Baltimore Orioles are another type of migratory bird on the way north for the breeding season. They will depart again for their winter territories as early as July, so keep an eye on the treetops for bright orange feathers in the next couple of months!
I don’t know about you, but when I think of birds’ nests, I usually think of a sort of bowl made of twigs. Yet not all nests are shaped that way.
Orioles weave distinctive nests, which hang from tree branches like little purses. If you see a little sack made of plant fibers hanging from a branch high in a treetop, you can be pretty sure you are looking at the nest of an oriole.

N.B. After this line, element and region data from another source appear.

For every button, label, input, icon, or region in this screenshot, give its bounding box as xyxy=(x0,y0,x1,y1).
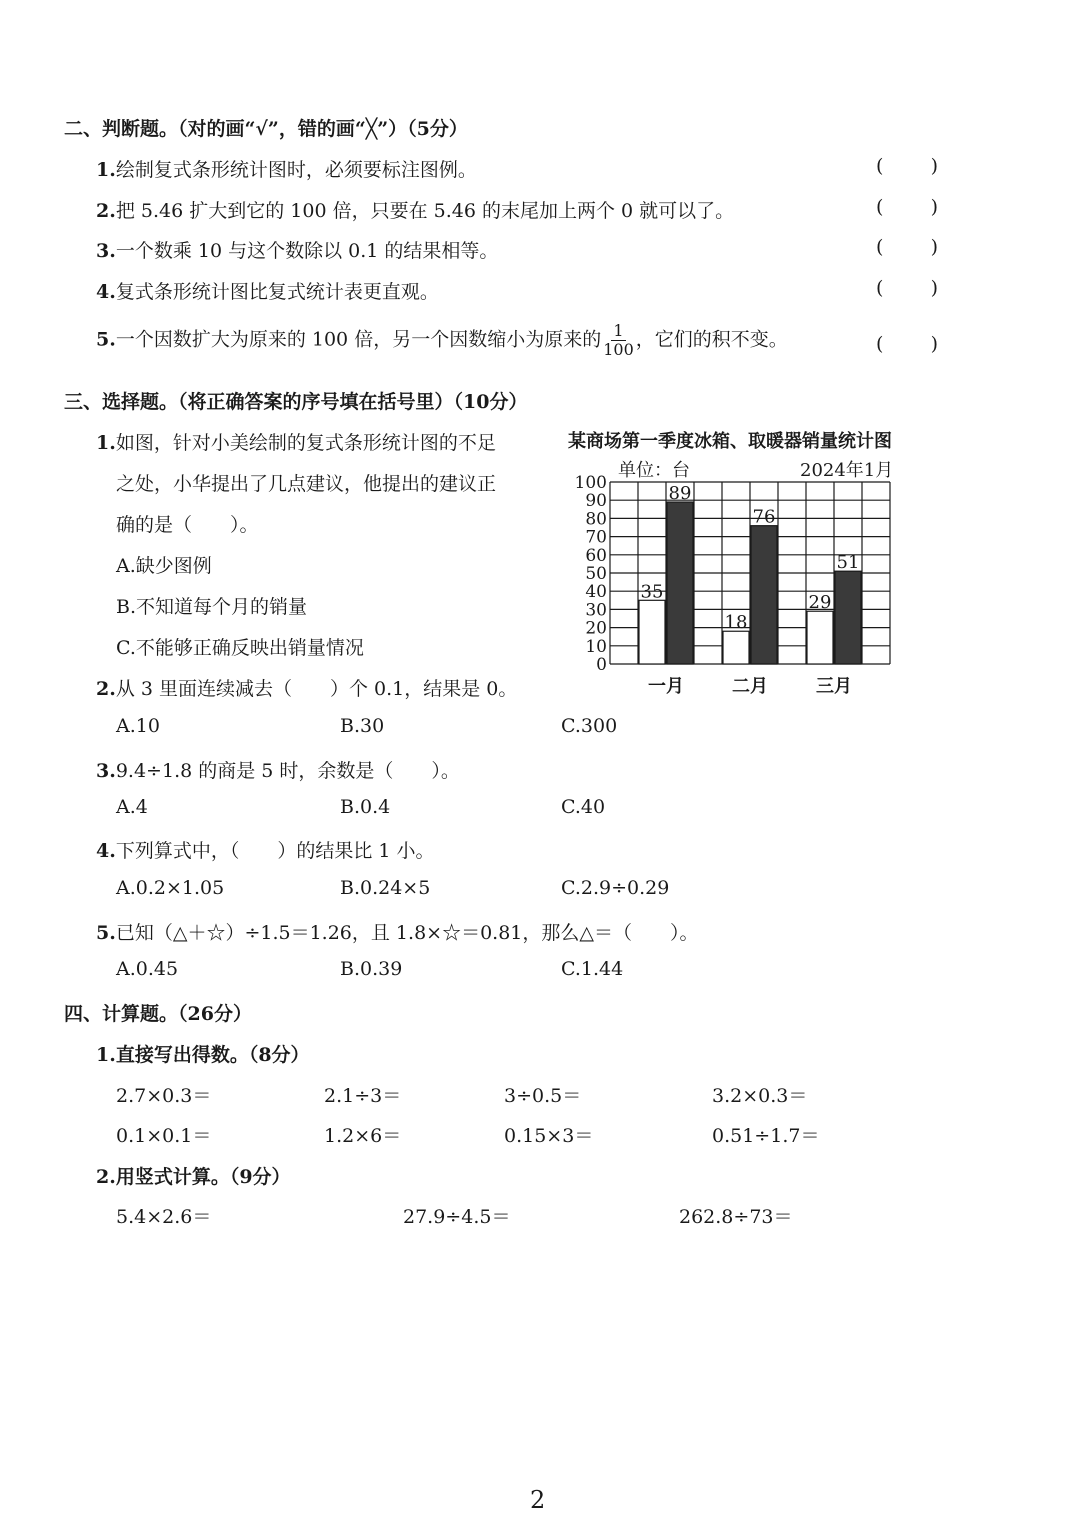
section3-title: 三、选择题。（将正确答案的序号填在括号里）（10分） xyxy=(64,391,528,413)
calc-item: 2.7×0.3＝ xyxy=(116,1085,212,1107)
q4-text: 下列算式中，（ ）的结果比 1 小。 xyxy=(115,840,435,862)
judge-item-3 xyxy=(96,236,498,263)
q1-text-line1: 如图，针对小美绘制的复式条形统计图的不足 xyxy=(115,432,496,454)
chart-unit-label: 单位：台 xyxy=(618,460,690,481)
answer-parens-5[interactable] xyxy=(876,333,938,355)
item-number: 2. xyxy=(96,200,116,222)
q5-option-a[interactable]: A.0.45 xyxy=(116,958,179,980)
judge-item-1 xyxy=(96,155,477,182)
q2-option-b[interactable]: B.30 xyxy=(340,715,385,737)
y-tick-label: 20 xyxy=(585,618,607,639)
item-number: 5. xyxy=(96,328,116,351)
bar-series-dark xyxy=(835,571,861,664)
bar-series-white xyxy=(723,631,749,664)
bar-value-label: 35 xyxy=(640,581,664,603)
bar-value-label: 89 xyxy=(668,483,692,505)
y-tick-label: 50 xyxy=(585,564,607,584)
item-text: 一个数乘 10 与这个数除以 0.1 的结果相等。 xyxy=(115,240,499,262)
calc-item: 1.2×6＝ xyxy=(324,1125,402,1147)
choice-q2 xyxy=(96,674,517,701)
calc-item: 0.15×3＝ xyxy=(504,1125,594,1147)
q2-text: 从 3 里面连续减去（ ）个 0.1，结果是 0。 xyxy=(115,678,518,700)
y-tick-label: 80 xyxy=(585,509,607,530)
paren-close: ) xyxy=(930,333,938,355)
choice-q3 xyxy=(96,756,460,783)
item-number: 2. xyxy=(96,678,116,700)
calc-item: 3÷0.5＝ xyxy=(504,1085,582,1107)
chart-title: 某商场第一季度冰箱、取暖器销量统计图 xyxy=(568,431,892,452)
section4-title: 四、计算题。（26分） xyxy=(64,1003,252,1025)
choice-q4 xyxy=(96,836,435,863)
fraction xyxy=(603,322,634,359)
calc-sub2-title: 2.用竖式计算。（9分） xyxy=(96,1166,291,1188)
calc-sub1-title: 1.直接写出得数。（8分） xyxy=(96,1044,310,1066)
q1-option-b[interactable]: B.不知道每个月的销量 xyxy=(116,596,308,618)
q2-option-c[interactable]: C.300 xyxy=(561,715,618,737)
judge-item-2 xyxy=(96,196,734,223)
q3-option-a[interactable]: A.4 xyxy=(116,796,148,818)
item-number: 1. xyxy=(96,159,116,181)
bar-series-white xyxy=(639,600,665,664)
section2-title: 二、判断题。（对的画“√”，错的画“╳”）（5分） xyxy=(64,118,468,140)
q2-option-a[interactable]: A.10 xyxy=(116,715,160,737)
bar-series-white xyxy=(807,611,833,664)
paren-close: ) xyxy=(930,155,938,177)
vertical-calc-item: 262.8÷73＝ xyxy=(679,1206,793,1228)
y-tick-label: 70 xyxy=(585,527,607,548)
answer-parens-2[interactable] xyxy=(876,196,938,218)
y-tick-label: 0 xyxy=(596,655,607,675)
y-tick-label: 40 xyxy=(585,582,607,603)
x-category-label: 一月 xyxy=(648,676,684,697)
item-number: 5. xyxy=(96,922,116,944)
y-tick-label: 30 xyxy=(585,600,607,621)
bar-chart xyxy=(560,470,910,700)
calc-item: 0.51÷1.7＝ xyxy=(712,1125,820,1147)
vertical-calc-item: 5.4×2.6＝ xyxy=(116,1206,212,1228)
answer-parens-3[interactable] xyxy=(876,236,938,258)
vertical-calc-item: 27.9÷4.5＝ xyxy=(403,1206,511,1228)
choice-q5 xyxy=(96,918,699,945)
paren-close: ) xyxy=(930,236,938,258)
bar-value-label: 18 xyxy=(724,612,748,634)
q4-option-b[interactable]: B.0.24×5 xyxy=(340,877,431,899)
q1-option-a[interactable]: A.缺少图例 xyxy=(116,555,212,577)
calc-item: 3.2×0.3＝ xyxy=(712,1085,808,1107)
paren-open: ( xyxy=(876,155,884,177)
paren-close: ) xyxy=(930,277,938,299)
item-text: 一个因数扩大为原来的 100 倍，另一个因数缩小为原来的 xyxy=(115,328,602,351)
bar-series-dark xyxy=(667,502,693,664)
q5-text: 已知（△＋☆）÷1.5＝1.26，且 1.8×☆＝0.81，那么△＝（ ）。 xyxy=(115,922,699,944)
q4-option-c[interactable]: C.2.9÷0.29 xyxy=(561,877,670,899)
paren-close: ) xyxy=(930,196,938,218)
q5-option-b[interactable]: B.0.39 xyxy=(340,958,403,980)
q3-option-c[interactable]: C.40 xyxy=(561,796,606,818)
q3-option-b[interactable]: B.0.4 xyxy=(340,796,391,818)
fraction-denominator: 100 xyxy=(603,340,634,359)
x-category-label: 二月 xyxy=(732,676,768,697)
bar-value-label: 29 xyxy=(808,592,832,614)
y-tick-label: 100 xyxy=(574,473,607,493)
bar-series-dark xyxy=(751,526,777,664)
q1-text-line2: 之处，小华提出了几点建议，他提出的建议正 xyxy=(116,473,497,495)
paren-open: ( xyxy=(876,333,884,355)
judge-item-4 xyxy=(96,277,439,304)
q5-option-c[interactable]: C.1.44 xyxy=(561,958,624,980)
bar-value-label: 76 xyxy=(752,506,776,528)
chart-date-label: 2024年1月 xyxy=(800,460,894,481)
x-category-label: 三月 xyxy=(816,676,852,697)
y-tick-label: 60 xyxy=(585,545,607,566)
q1-text-line3: 确的是（ ）。 xyxy=(116,514,259,536)
fraction-numerator: 1 xyxy=(613,321,624,340)
choice-q1-line1 xyxy=(96,428,496,455)
paren-open: ( xyxy=(876,277,884,299)
answer-parens-4[interactable] xyxy=(876,277,938,299)
paren-open: ( xyxy=(876,196,884,218)
item-text-after: ，它们的积不变。 xyxy=(635,328,788,351)
paren-open: ( xyxy=(876,236,884,258)
item-number: 3. xyxy=(96,240,116,262)
y-tick-label: 10 xyxy=(585,636,607,657)
bar-value-label: 51 xyxy=(836,552,860,574)
item-number: 3. xyxy=(96,760,116,782)
item-number: 1. xyxy=(96,432,116,454)
item-text: 把 5.46 扩大到它的 100 倍，只要在 5.46 的末尾加上两个 0 就可以了。 xyxy=(115,200,735,222)
answer-parens-1[interactable] xyxy=(876,155,938,177)
calc-item: 2.1÷3＝ xyxy=(324,1085,402,1107)
item-text: 绘制复式条形统计图时，必须要标注图例。 xyxy=(115,159,477,181)
q3-text: 9.4÷1.8 的商是 5 时，余数是（ ）。 xyxy=(115,760,460,782)
y-tick-label: 90 xyxy=(585,491,607,512)
q4-option-a[interactable]: A.0.2×1.05 xyxy=(116,877,225,899)
q1-option-c[interactable]: C.不能够正确反映出销量情况 xyxy=(116,637,364,659)
page-number: 2 xyxy=(530,1486,546,1514)
item-text: 复式条形统计图比复式统计表更直观。 xyxy=(115,281,439,303)
item-number: 4. xyxy=(96,281,116,303)
judge-item-5 xyxy=(96,322,788,359)
item-number: 4. xyxy=(96,840,116,862)
calc-item: 0.1×0.1＝ xyxy=(116,1125,212,1147)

A female oriole knits a new nest every year, so if you spotted one of these special nests when the trees had no leaves over the winter, you won’t be able to simply return to that nest to see a Baltimore Oriole’s current nesting sight. These birds do, however, sometimes use old nests to collect material to build their new ones, so you might want to check anyway – maybe you’ll get lucky and spot one of these orange and black birds gathering supplies for the new breeding season.
I found a couple of terrific links explaining oriole nest construction. One is a video from the Kansas Department of Wildlife, Parks and Tourism which shows how a Baltimore Oriole builds its nest. The other is a podcast from BirdNote on the same topic. Both are about two minutes long. If you have time to spare, you should definitely check the links out!
Last week I mentioned my summer 2019 goal of finding a hummingbird nest. I am adding finding a Baltimore Oriole’s nest to my list. I’ll be sure to let you know if I find either one!
How about you? Do you have any summer birding goals?